Трудность состояла в том, что менять надо было, продолжая говорить только правду, следовательно, невозможно было бы хитрить - к примеру, на законный вопрос близких: "Что же ты теперь собираешься делать?" - следовало бы прямо ответить: "Почти то же самое, что и раньше, только где-нибудь в другом месте и среди других людей". Но такой ответ, конечно, вызвал бы обиду и крик, потому что никто не был готов к появлению нового человека, которого все знали раньше как No 1, а он теперь стал просто Ильиным.
Менее тяжелые, но не менее сложные объяснения предстояли и на службе, потому что там ведь тоже спросили бы, почему он вдруг решил уволиться и куда он переходит, если не секрет. Можно было бы, конечно, сказать, что секрет, и это поняли бы, это было в обычае - никому не говорить, куда переходишь, мало ли что... Но ведь весь смысл затеи заключался в том, чтобы говорить правду, и, значит, пришлось бы отвечать: "Никуда". А на следующий неизбежный вопрос: "А на какие шиши жить собираешься, Номер Пер..., то есть, в смысле, Игорек, извини, а?" - пришлось бы сказать опять правду: "Не знаю пока. Как-нибудь". И тут уж любой обязательно бы решил, что он просто врет, и неприятная бы наступила тишина.
Словом, впереди были обиды, которых он вовсе не хотел, просто даже горе для нескольких человек, которым он совсем не желал горя, к которым и в новом своем качестве еще оставался привязан. Неприятные недоразумения были впереди и столь же неприятные разъяснения этих недоразумений.
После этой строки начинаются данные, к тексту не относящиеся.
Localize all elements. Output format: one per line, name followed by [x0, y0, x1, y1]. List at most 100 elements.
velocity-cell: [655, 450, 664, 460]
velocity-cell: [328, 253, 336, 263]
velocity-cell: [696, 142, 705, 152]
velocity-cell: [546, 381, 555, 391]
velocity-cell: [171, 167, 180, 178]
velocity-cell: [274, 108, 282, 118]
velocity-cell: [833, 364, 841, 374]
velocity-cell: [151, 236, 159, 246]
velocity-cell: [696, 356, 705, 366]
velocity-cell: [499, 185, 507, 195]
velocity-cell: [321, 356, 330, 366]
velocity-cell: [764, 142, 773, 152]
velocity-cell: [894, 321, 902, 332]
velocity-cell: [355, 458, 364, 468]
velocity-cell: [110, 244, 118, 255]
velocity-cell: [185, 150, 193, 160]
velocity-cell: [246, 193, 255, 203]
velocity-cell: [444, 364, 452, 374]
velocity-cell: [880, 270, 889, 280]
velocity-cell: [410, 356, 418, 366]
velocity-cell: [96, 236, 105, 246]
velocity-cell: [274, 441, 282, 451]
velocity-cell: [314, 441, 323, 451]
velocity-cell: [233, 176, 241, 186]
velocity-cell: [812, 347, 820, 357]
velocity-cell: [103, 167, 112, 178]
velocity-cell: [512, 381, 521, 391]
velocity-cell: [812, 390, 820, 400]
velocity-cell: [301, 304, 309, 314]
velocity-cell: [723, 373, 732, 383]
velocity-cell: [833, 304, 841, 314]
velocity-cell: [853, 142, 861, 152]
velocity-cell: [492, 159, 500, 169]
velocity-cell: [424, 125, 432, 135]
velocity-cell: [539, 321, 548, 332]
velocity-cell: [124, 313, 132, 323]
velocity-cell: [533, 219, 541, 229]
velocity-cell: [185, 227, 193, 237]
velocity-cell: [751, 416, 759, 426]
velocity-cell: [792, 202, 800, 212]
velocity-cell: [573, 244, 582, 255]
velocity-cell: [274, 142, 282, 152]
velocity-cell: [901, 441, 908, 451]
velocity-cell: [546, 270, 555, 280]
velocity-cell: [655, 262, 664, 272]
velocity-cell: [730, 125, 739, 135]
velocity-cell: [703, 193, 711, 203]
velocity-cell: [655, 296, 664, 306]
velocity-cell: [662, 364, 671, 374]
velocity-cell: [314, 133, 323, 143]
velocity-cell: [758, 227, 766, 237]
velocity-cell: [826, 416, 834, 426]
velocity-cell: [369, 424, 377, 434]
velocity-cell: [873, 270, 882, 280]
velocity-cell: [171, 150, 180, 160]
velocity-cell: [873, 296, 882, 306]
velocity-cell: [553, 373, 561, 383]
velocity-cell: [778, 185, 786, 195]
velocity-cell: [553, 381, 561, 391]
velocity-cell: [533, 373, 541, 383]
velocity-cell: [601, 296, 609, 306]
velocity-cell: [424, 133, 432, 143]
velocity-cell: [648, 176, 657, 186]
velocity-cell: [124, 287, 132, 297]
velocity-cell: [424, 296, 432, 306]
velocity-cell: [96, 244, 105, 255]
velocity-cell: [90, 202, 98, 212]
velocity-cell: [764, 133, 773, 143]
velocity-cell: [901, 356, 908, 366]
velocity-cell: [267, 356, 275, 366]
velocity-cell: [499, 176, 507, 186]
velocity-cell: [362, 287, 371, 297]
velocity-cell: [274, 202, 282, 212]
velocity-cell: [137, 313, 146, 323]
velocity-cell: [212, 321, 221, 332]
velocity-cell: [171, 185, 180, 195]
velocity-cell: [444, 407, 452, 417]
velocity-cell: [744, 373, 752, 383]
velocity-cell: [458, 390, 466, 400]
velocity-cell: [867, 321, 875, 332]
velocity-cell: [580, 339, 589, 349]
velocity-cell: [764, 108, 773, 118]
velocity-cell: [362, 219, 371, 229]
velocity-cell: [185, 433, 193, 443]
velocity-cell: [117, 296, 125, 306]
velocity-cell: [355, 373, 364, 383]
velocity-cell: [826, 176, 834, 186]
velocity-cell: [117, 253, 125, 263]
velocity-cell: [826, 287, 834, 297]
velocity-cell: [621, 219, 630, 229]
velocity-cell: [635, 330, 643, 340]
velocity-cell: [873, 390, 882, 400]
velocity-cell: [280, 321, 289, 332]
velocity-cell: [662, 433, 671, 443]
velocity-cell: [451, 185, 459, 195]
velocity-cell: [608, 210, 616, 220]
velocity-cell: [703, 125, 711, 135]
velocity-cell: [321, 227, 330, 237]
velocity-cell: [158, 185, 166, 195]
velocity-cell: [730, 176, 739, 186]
Хлопоты предстояли Ильину и дома, и в казенном доме, большие хлопоты перед дальней дорогой и, похоже, пиковый интерес.
53
Но и это казалось Игорю Петровичу не самым главным в создающейся ситуации - главным и крайне тяжелым для самого Игоря Петровича в ней была ее очевидная пошлость.
54
Пошлость была во всем - в детской выдумке "говорить только правду", словно взятой из плохой старой книжки для младшего школьного или какие там были возрасты; в следующем из этой глупости решении уйти, уехать, в левтолстовской этой бессмысленной жестокости самовлюбленной дубины, вообразившей себя собственным ходячим памятником; в следующих из этого решения разговорах, непереносимо оскорбительных для близких, друзей и приятелей, людей в основном неплохих и ни в чем перед ним не провинившихся... Все эти сведения счетов с "бессмысленным привычным существованием", исчезновения, "новые жизни с нуля" тысячу раз описаны в среднего качества литературе, показаны в среднего качества театре и кино, и стыдно, стыдно ради такой заезженной чуши ломать свою и несколько чужих жизней!
55
Впрочем, возразил он себе, стыдно и отказываться от серьезного и обдуманного поступка из того соображения, что "пошло выходит". Ведь не роман же пишу, не пьесу сочиняю, а жизнь живу - какая ж разница, пошло или нет, если это моя жизнь!
56
Дальше все пошло быстро и ускоряясь, тронулось тяжело, со скрипом и рывками, а потом покатилось.
Разговоры и объяснения скоро слились в один бесконечный разговор. И уже наутро Игорь Петрович не мог вспомнить, кто что именно сказал, кто кричал об эгоизме, кто о предательстве, а кто просто тихо плакал, кому стало плохо, так что пришлось искать лекарства, а кто просто встал, повернулся и ушел, кто час допытывался, какую все же такую работу он нашел, что бросает все, и сколько же там платят, кто просил, как другу, рассказать, с кем уезжает, а кто - в какую страну.